In 2024, the Canal+ and Disney groups didn't find a reagreement with the rise of the importance of streaming against traditional television, involving the termination of its channels and services with Canal+ on 31 December 2024, while Canal+ is celebrating its 40th anniversary which is set to lose the initial broadcast of Disney movies on television.

On 20 December 2024, new deals were announced with Orange and Free for the return of Disney Channel and National Geographic in their basic offers, the distribution of Disney+ and VOD releases. Disney Junior and National Geographic Wild linear channels would then close down in France.

==Divisions==
- Cinema
- Walt Disney Studios Motion Pictures France (former Buena Vista International France), distribution unit.
- Walt Disney Studios Home Entertainment France (former Buena Vista Home Entertainment France), video distribution unit.
- Disneynature, a film unit that produces documentaries.

- Television
- Disney Channel, flagship channel, it launched on March 22, 1997.
- Disney Channel +1, a 1-hour time shift channel.
- Disney Jr., a channel aimed mainly at children 2–7 years old.
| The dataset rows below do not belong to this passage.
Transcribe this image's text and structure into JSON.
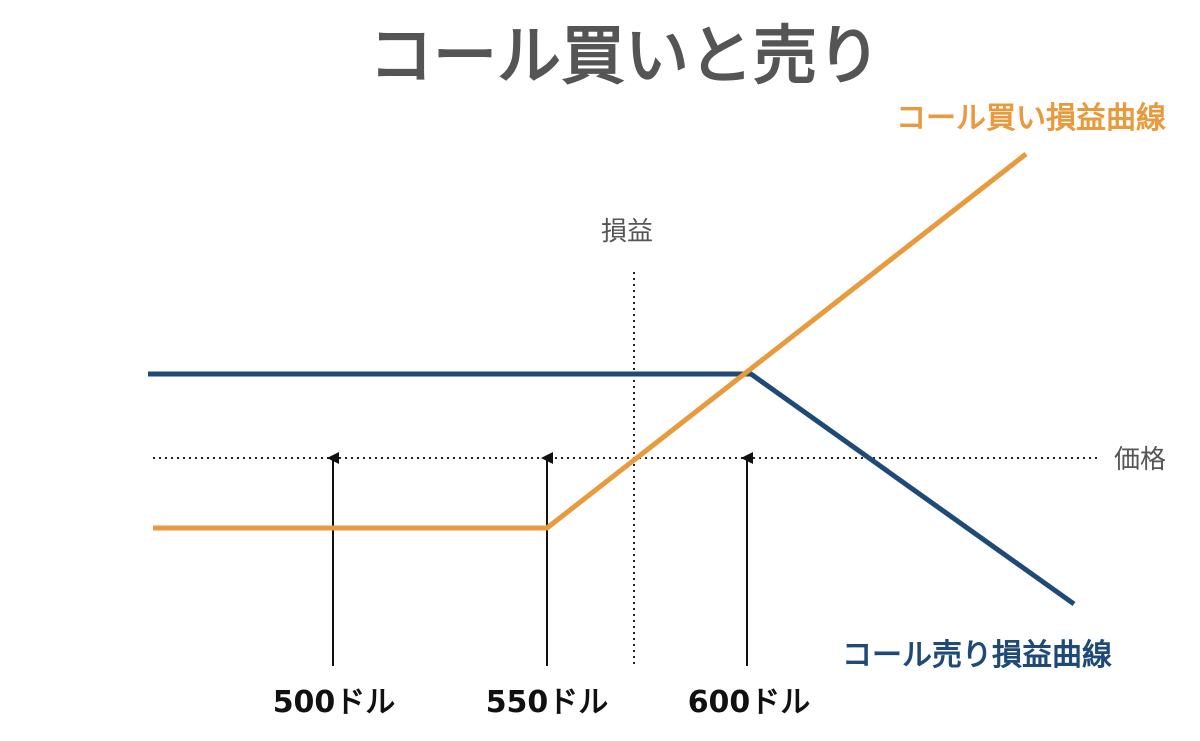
{
  "title": "コール買いと売り",
  "axes": {
    "y_label": "損益",
    "x_label": "価格"
  },
  "price_marks": [
    {
      "label": "500ドル",
      "value": 500
    },
    {
      "label": "550ドル",
      "value": 550
    },
    {
      "label": "600ドル",
      "value": 600
    }
  ],
  "series": [
    {
      "name": "コール買い損益曲線",
      "color": "#E89A3C"
    },
    {
      "name": "コール売り損益曲線",
      "color": "#1F4A78"
    }
  ],
  "colors": {
    "title": "#555555",
    "axis": "#222222",
    "marks": "#111111"
  }
}
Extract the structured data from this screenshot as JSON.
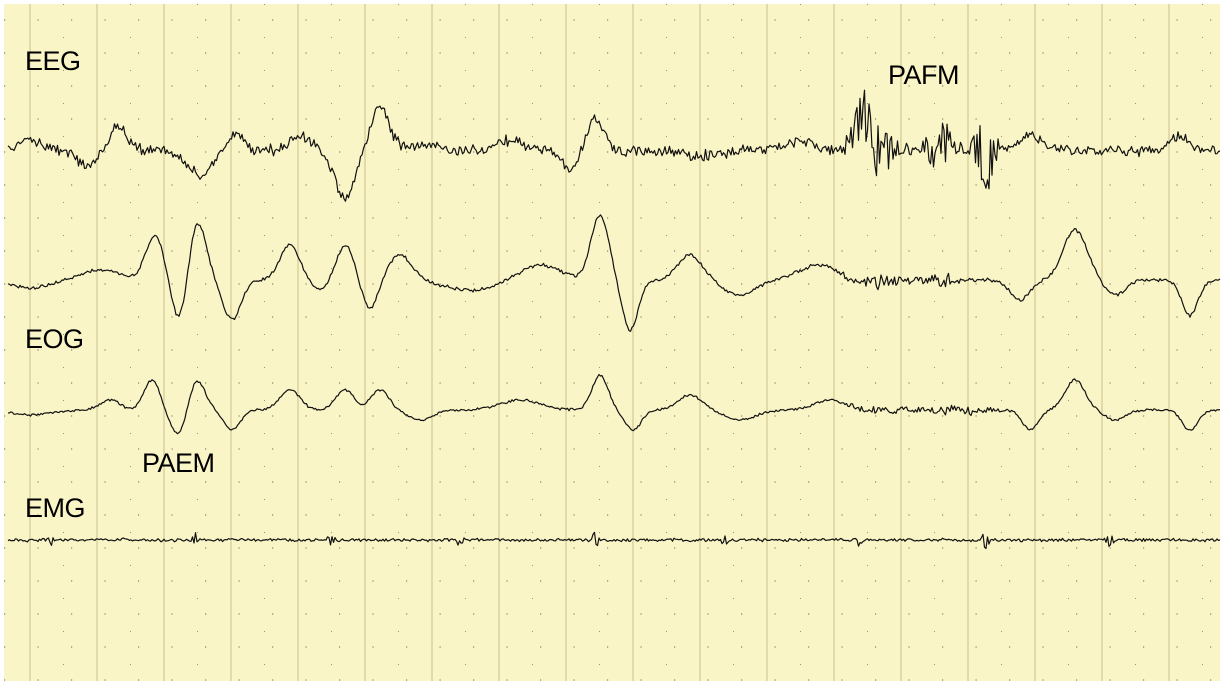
{
  "labels": {
    "eeg": "EEG",
    "pafm": "PAFM",
    "eog": "EOG",
    "paem": "PAEM",
    "emg": "EMG"
  }
}
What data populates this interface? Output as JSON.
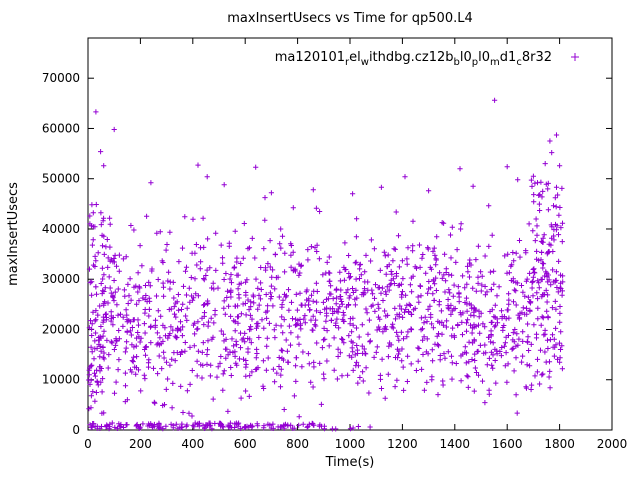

It launched in 2002 as Playhouse Disney.
- National Geographic
- National Geographic Wild
- BabyTV

- Video on demand service
All its channels have an on-demand service associated.
- Disney Channel à la demande
- Disneytek, a buy and rent service dedicated to Disney, Marvel and Star Wars productions, which used to be a Free exclusive for a long time and is now part of other services such as Orange and Canal VOD.

Euro Disney S.A.S., Disney Store France and Disney+ are not part of The Walt Disney Company France.

==Closed divisions==
- Film distribution
- Walt Disney Productions France, S.A. a motion picture distributor formed in 1963 as Walt Disney Mickey Mouse, S.A. located in Champs-Élysées in Paris that handled the distribution of Disney films in France from July 1963 to December 1987. It was closed in December 1987.

- Cinema and animation
- Walt Disney Animation France (former Brizzi Films), an animation studio launched in 1986 and closed in 2003.
- SIP Animation (Folded into BVS Entertainment)

- Press
- Disney Hachette Presse, a magazine publisher co-own with Hachette Filipacchi Médias, closed in 2019. All publications are now published by Unique Heritage Media as part of a licensing agreement with The Walt Disney Company France.

- Television
- Toon Disney and Toon Disney +1, a channel launched in 2002 and closed in 2007, replaced by Disney Cinemagic.
- ESPN Classic Sport, a sport channel launched in 2002 and closed in 2013.
- Jetix, a channel launched in 2004 replacing Fox Kids and closed in 2009, replaced by Disney XD.
- Disney XD, a channel launched in 2009 and closed in 2020.
- Disney Cinemagic and Disney Cinemagic +1, a cinema channel launched in 2007 and closed in 2015, replaced by Disney Cinema.
- Disney Cinema, a cinema channel launched in 2015 as a replacement for Disney Cinemagic and closed in 2020, due to the launch of Disney+.
- Voyage, documentary channel acquired in 2019 as part of the acquisition of Fox Networks Group and closed on 1 January 2021.

- Video on demand service
- Disney Channel Avant-Première, premium on-demand service of Disney Channel active from 2011 to Summer 2015, replaced by Disney Channel Pop Pick Play which was initially an Orange exclusive.

These three on demand services were closed on 1 April 2020 with the arrival of Disney+.
- Disney Channel Pop Pick Play (2015–2018), Disney Channel Pop Pick (2017–2020), a service dedicated to Disney Channel productions, include in some TV packages.
- Disney English, an educational service include in some Canal+ packages.
- Holà Disney, an educational service include in some Canal+ packages.
- Fox Play, acquired from Fox Networks Group in 2019 and shut down on 31 December 2020, ahead of the launch of Star on Disney+ which was included in the same Canal+ offers.
- ABCtek, a buy and rent service dedicated to ABC Studios productions via Free from 2011 to 2022.
- Disneynature TV, a service dedicated to Disneynature productions.
- Disney Movies on Demand, a service dedicated to Disney movies, available via Zive/SFR Play for example.